Netflix UK film review: McQueen (2018)
Ivan Radford | On 01, Nov 2018
Director: Ian Bonhôte, Peter Ettedgui
Cast: Alexander McQueen, Bernard Arnault, Joseph Bennett, Detmar Blow
Watch McQueen online in the UK: Netflix UK / iTunes / Prime Video (Buy/Rent) / TalkTalk TV / Rakuten.TV / Google Play / Sky Store
Alexander McQueen. Whether you know your fashion or you don’t, it remains a household name, and this documentary is an intelligent, insightful demonstration why. The British fashion designer was a working-class boy who wore his roots proudly on display, and took that same, boisterous, bolshy attitude and turned it into clothes for people to wear – or, perhaps more accurately, to create art.

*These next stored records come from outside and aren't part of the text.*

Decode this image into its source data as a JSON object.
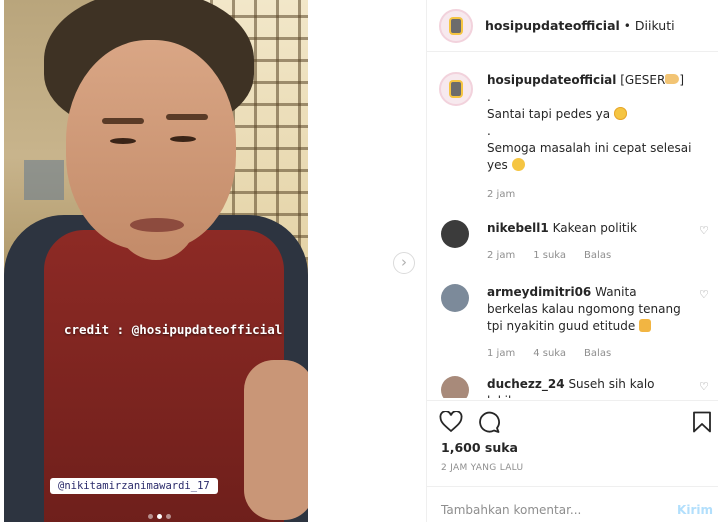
{
  "post": {
    "credit_overlay": "credit : @hosipupdateofficial",
    "mention_sticker": "@nikitamirzanimawardi_17",
    "carousel": {
      "count": 3,
      "active": 2
    }
  },
  "header": {
    "username": "hosipupdateofficial",
    "separator": "•",
    "follow_status": "Diikuti"
  },
  "caption": {
    "username": "hosipupdateofficial",
    "line1": "[GESER",
    "line1_end": "]",
    "line2": ".",
    "line3": "Santai tapi pedes ya",
    "line4": ".",
    "line5": "Semoga masalah ini cepat selesai",
    "line6": "yes",
    "time": "2 jam"
  },
  "comments": [
    {
      "username": "nikebell1",
      "text": "Kakean politik",
      "time": "2 jam",
      "likes": "1 suka",
      "reply": "Balas",
      "avatar_color": "#3b3b3b"
    },
    {
      "username": "armeydimitri06",
      "text": "Wanita berkelas kalau ngomong tenang tpi nyakitin guud etitude",
      "time": "1 jam",
      "likes": "4 suka",
      "reply": "Balas",
      "avatar_color": "#7c8a9a"
    },
    {
      "username": "duchezz_24",
      "text": "Suseh sih kalo lakik",
      "avatar_color": "#a88a7a"
    }
  ],
  "footer": {
    "likes": "1,600 suka",
    "time": "2 JAM YANG LALU",
    "comment_placeholder": "Tambahkan komentar...",
    "send_label": "Kirim"
  },
  "colors": {
    "link_disabled": "#b2dffc",
    "muted": "#8e8e8e",
    "border": "#efefef"
  }
}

McQueen was astonishing as he was divisive, and Ian Bonhôte and Peter Ettedgui’s portrait of the artist works superbly as a beautiful video album of his greatest hits, from his Jack the Ripper-inspired collection to a boldly queasy Voss show from 2001 (if you haven’t seen it before, we won’t spoil the final tableau). But it works even better as a behind-the-scenes look at each of them, giving an unflinching window onto the genius, and darkness, that fuelled McQueen.
On the outside, he was as far from Tom Ford (an admirer of his) as you could imagine, but beneath his East End exterior was a savagely talented fabric wizard, whose apprenticeship on Savile Row give him the skill to cut through material with a pair of scissors that would leave others alarmed until they realised what he was doing. He cut through the airs and graces of haute couture with a similar swish, choosing to eat in the canteen with the workers when he was at Givenchy and blithely listening to Sinead O’Connor on his Walkman.
He was a man dancing to his own tune, but the documentary charts the tragedy of that tune starting to change into the beat of the wider industry, leading to his own unhappiness, uncharacteristic liposuction and substance abuse. It’s a transformation that’s relayed by those closest to him with grim frankness and a moving tenderness. With its talking heads format and chronological structure, the result could be a generic documentary of casual interest to fashion lovers, but Bonhôte and Ettedgui dive too deep for this to risk feeling superficial. There’s a real sense of revelation to this sombre celebration of a homegrown talent, one that dazzles with his technological flourishes (“Oh no, the robots again…”) and hits hard with his tragic childhood memories. Accompanied by a mellifluous Michael Nyman score, McQueen leaves your jaw hanging – and your heart wishing that he was still with us today to be experimenting in other media.
McQueen is available on Netflix UK, as part of an £8.99 monthly subscription.